The process of self-overhearing is first noted in Bloom’s discussion of Shakespeare, and Bloom credits Shakespeare as the first author to illustrate this process in literature. Self-overhearing is the development of a character through that character’s acknowledgement of their own speech. In hearing, or overhearing, themselves speaking, the character is prompted to identify their flaw or need for change, which then leads to a growth or development.
Bloom praises self-overhearing as an effective means of writing a dynamic character. He notes the process of self-overhearing in multiple authors after Shakespeare, including precursors to self-overhearing in Chaucer’s Wife of Bath and Pardoner.
“Strangeness” is the metric by which Bloom determines an author’s originality and artistic merit, making it one of the primary criteria for canonicity. However, as critics have noted, “strangeness” is subjective, since Bloom relies on his “experiential” readings of texts to determine their relative degree of strangeness. Critically, Bloom frames “strangeness” as an author’s ability to either shock the reader with their writing or assimilate the reader into the author’s way of thinking.

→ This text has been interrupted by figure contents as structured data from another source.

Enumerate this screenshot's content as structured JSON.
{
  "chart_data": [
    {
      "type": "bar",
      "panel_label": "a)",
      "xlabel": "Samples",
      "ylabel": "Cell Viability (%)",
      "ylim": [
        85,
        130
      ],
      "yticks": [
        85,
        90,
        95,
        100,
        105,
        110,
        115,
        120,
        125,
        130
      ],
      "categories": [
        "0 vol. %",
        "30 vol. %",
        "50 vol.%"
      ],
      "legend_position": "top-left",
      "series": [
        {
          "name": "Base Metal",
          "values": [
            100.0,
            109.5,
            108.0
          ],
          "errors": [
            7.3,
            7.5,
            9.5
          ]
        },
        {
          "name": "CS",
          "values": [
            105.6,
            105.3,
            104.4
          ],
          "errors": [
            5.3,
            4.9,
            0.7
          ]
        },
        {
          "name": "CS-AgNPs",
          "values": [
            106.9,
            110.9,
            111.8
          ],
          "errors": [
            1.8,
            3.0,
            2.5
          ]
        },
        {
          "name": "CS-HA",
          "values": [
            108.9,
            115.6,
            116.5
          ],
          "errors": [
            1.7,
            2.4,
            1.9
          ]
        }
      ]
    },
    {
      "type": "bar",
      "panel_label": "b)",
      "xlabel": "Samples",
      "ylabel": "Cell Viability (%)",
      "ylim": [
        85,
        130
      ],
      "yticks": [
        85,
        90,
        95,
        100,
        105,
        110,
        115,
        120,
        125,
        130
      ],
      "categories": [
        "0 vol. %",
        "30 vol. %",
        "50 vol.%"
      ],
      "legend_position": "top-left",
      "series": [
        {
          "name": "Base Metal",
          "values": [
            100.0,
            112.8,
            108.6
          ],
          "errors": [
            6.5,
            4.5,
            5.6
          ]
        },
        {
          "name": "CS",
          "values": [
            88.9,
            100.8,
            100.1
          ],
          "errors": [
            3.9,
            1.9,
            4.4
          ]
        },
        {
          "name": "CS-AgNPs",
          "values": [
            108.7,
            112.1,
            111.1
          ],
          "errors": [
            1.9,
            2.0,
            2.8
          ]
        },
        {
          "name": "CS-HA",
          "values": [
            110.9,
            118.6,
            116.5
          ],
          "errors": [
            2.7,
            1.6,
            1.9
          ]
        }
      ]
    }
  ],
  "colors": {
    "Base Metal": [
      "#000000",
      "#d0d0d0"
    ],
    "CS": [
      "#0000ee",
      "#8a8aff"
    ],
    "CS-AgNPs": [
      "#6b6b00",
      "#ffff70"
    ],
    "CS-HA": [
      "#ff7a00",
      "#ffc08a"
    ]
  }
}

The Western Canon is a collection works that exemplify Western culture, and Bloom specifically focuses on literature in the formation of his Western canon. Part of the issue in identifying a Western canon lies in the debate over the meaning of the term “Western” as an opposition to “Eastern.” Another issue lies in which works best exemplify the definition of “Western culture” in constructing a canon. While Bloom does not address the definition of “Western” in The Western Canon, he focuses on determining that what qualities a work or author needs to demonstrate sufficient artistic merit to be canonized while rejecting rationales outside of aesthetics for canonization.